With globally declining maternal mortality rates (MMR), assessment of severe maternal morbidity is increasingly important in addition to maternal death reviews to evaluate the quality of maternal health care. This has led to reviews and audits of maternal morbidity in not only middle- and high-income countries, where mortality rates are low, but also at facility-level in low-income settings where, despite high morbidity and mortality rates, maternal deaths are relatively rare events. Severe maternal morbidity cases should, however, be selected in such a way as to reflect the same processes as maternal mortality cases. That assumption is not straightforward because causes of severe maternal morbidity are not necessarily those leading to maternal death . In order to draw valid conclusions from an audit process combining maternal morbidity and mortality, one should therefore select cases in which the woman nearly died, designated by the term maternal “near-misses” . The definition of near-misses however intuitive is not unequivocal in practice [3–5]. This led the World Health Organization (WHO) to propose a definition using markers of organ failure, based on scoring systems used in intensive care medicine: the WHO near-miss approach . In practice, this approach uses a two-step system in which women potentially at risk of dying are identified first through disease- and management-based criteria. This is followed by identification of women within this group that are really at risk of dying based on the occurrence of markers of organ failure [2,4]. The final clinical outcome for women in these group is either near-miss—those who survived—or death.
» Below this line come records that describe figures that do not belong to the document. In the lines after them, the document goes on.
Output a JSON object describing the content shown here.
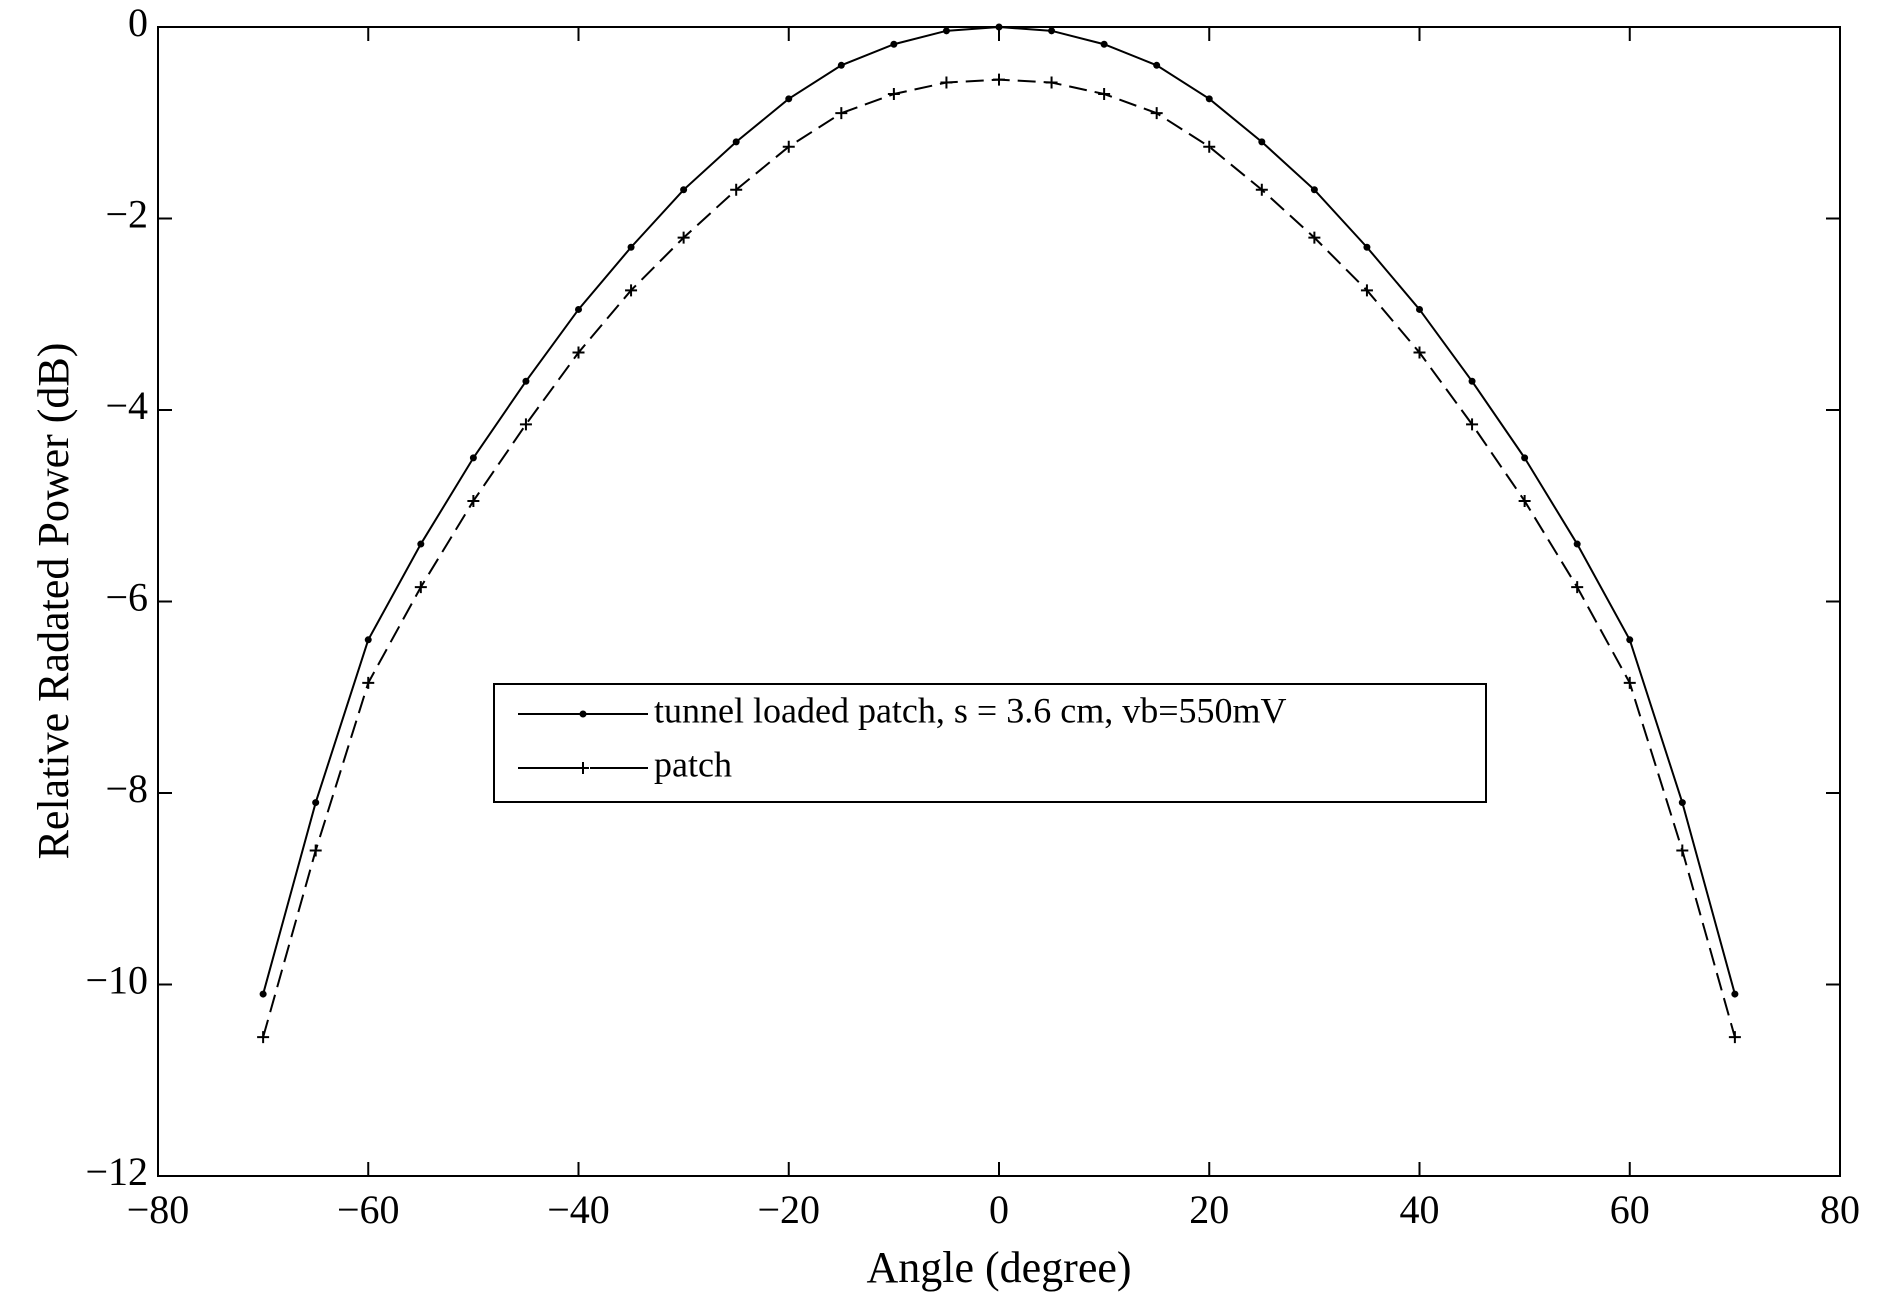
{
  "chart_data": {
    "type": "line",
    "xlabel": "Angle (degree)",
    "ylabel": "Relative Radated Power (dB)",
    "x": [
      -70,
      -65,
      -60,
      -55,
      -50,
      -45,
      -40,
      -35,
      -30,
      -25,
      -20,
      -15,
      -10,
      -5,
      0,
      5,
      10,
      15,
      20,
      25,
      30,
      35,
      40,
      45,
      50,
      55,
      60,
      65,
      70
    ],
    "series": [
      {
        "name": "tunnel loaded patch, s = 3.6 cm, vb=550mV",
        "color": "#000000",
        "marker": "dot",
        "dash": "solid",
        "values": [
          -10.1,
          -8.1,
          -6.4,
          -5.4,
          -4.5,
          -3.7,
          -2.95,
          -2.3,
          -1.7,
          -1.2,
          -0.75,
          -0.4,
          -0.18,
          -0.04,
          0,
          -0.04,
          -0.18,
          -0.4,
          -0.75,
          -1.2,
          -1.7,
          -2.3,
          -2.95,
          -3.7,
          -4.5,
          -5.4,
          -6.4,
          -8.1,
          -10.1
        ]
      },
      {
        "name": "patch",
        "color": "#000000",
        "marker": "plus",
        "dash": "dashed",
        "values": [
          -10.55,
          -8.6,
          -6.85,
          -5.85,
          -4.95,
          -4.15,
          -3.4,
          -2.75,
          -2.2,
          -1.7,
          -1.25,
          -0.9,
          -0.7,
          -0.58,
          -0.55,
          -0.58,
          -0.7,
          -0.9,
          -1.25,
          -1.7,
          -2.2,
          -2.75,
          -3.4,
          -4.15,
          -4.95,
          -5.85,
          -6.85,
          -8.6,
          -10.55
        ]
      }
    ],
    "xlim": [
      -80,
      80
    ],
    "xticks": [
      {
        "value": -80,
        "label": "−80"
      },
      {
        "value": -60,
        "label": "−60"
      },
      {
        "value": -40,
        "label": "−40"
      },
      {
        "value": -20,
        "label": "−20"
      },
      0,
      20,
      40,
      60,
      80
    ],
    "ylim": [
      -12,
      0
    ],
    "yticks": [
      {
        "value": -12,
        "label": "−12"
      },
      {
        "value": -10,
        "label": "−10"
      },
      {
        "value": -8,
        "label": "−8"
      },
      {
        "value": -6,
        "label": "−6"
      },
      {
        "value": -4,
        "label": "−4"
      },
      {
        "value": -2,
        "label": "−2"
      },
      0
    ],
    "grid": false,
    "legend": "center"
  }
}
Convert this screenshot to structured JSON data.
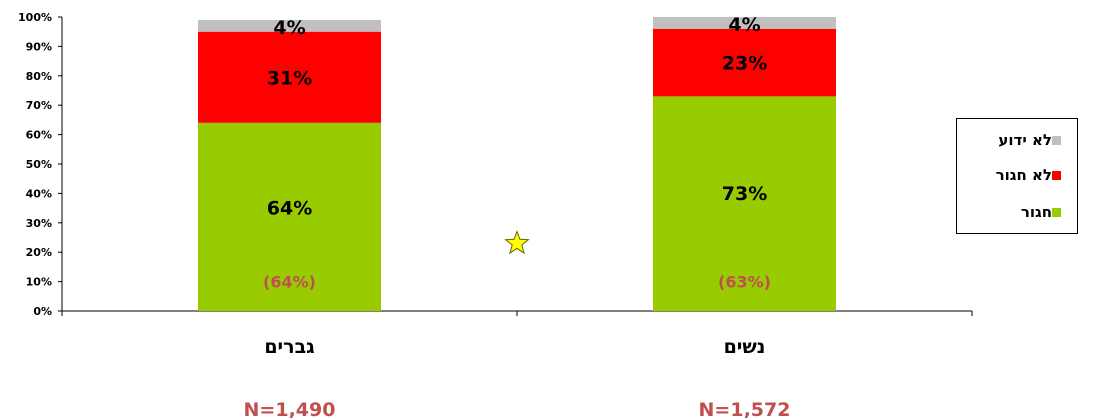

During the 21-months study period, 26,842 women admitted at MMH–pregnant or within 42 days after end of pregnancy–were included. There were 22,054 deliveries and 22,011 recorded live births (including all live births in cases of multiple pregnancies), 335 (1.3%) women had a severe maternal outcome (SMO), with 256 (1.0%) maternal near-misses and 79 (0.3%) maternal deaths. Maternal outcomes are further detailed in Table 2. The in-hospital maternal mortality ratio (MMR) was 359 per 100,000 live births. A high mortality index (MI) of 0.24 was found, indicating that of all women undergoing very severe morbidity, close to one quarter had died.
WHO’s near-miss approach adequately identifies women at high risk of maternal mortality in Zanzibar’s referral hospital. There is a strong correlation between the number of markers of organ dysfunction and mortality risk while only very few mortality cases do not fulfil any WHO criteria. The mortality index is an appropriate measure of quality of maternal health care complementing mortality rates.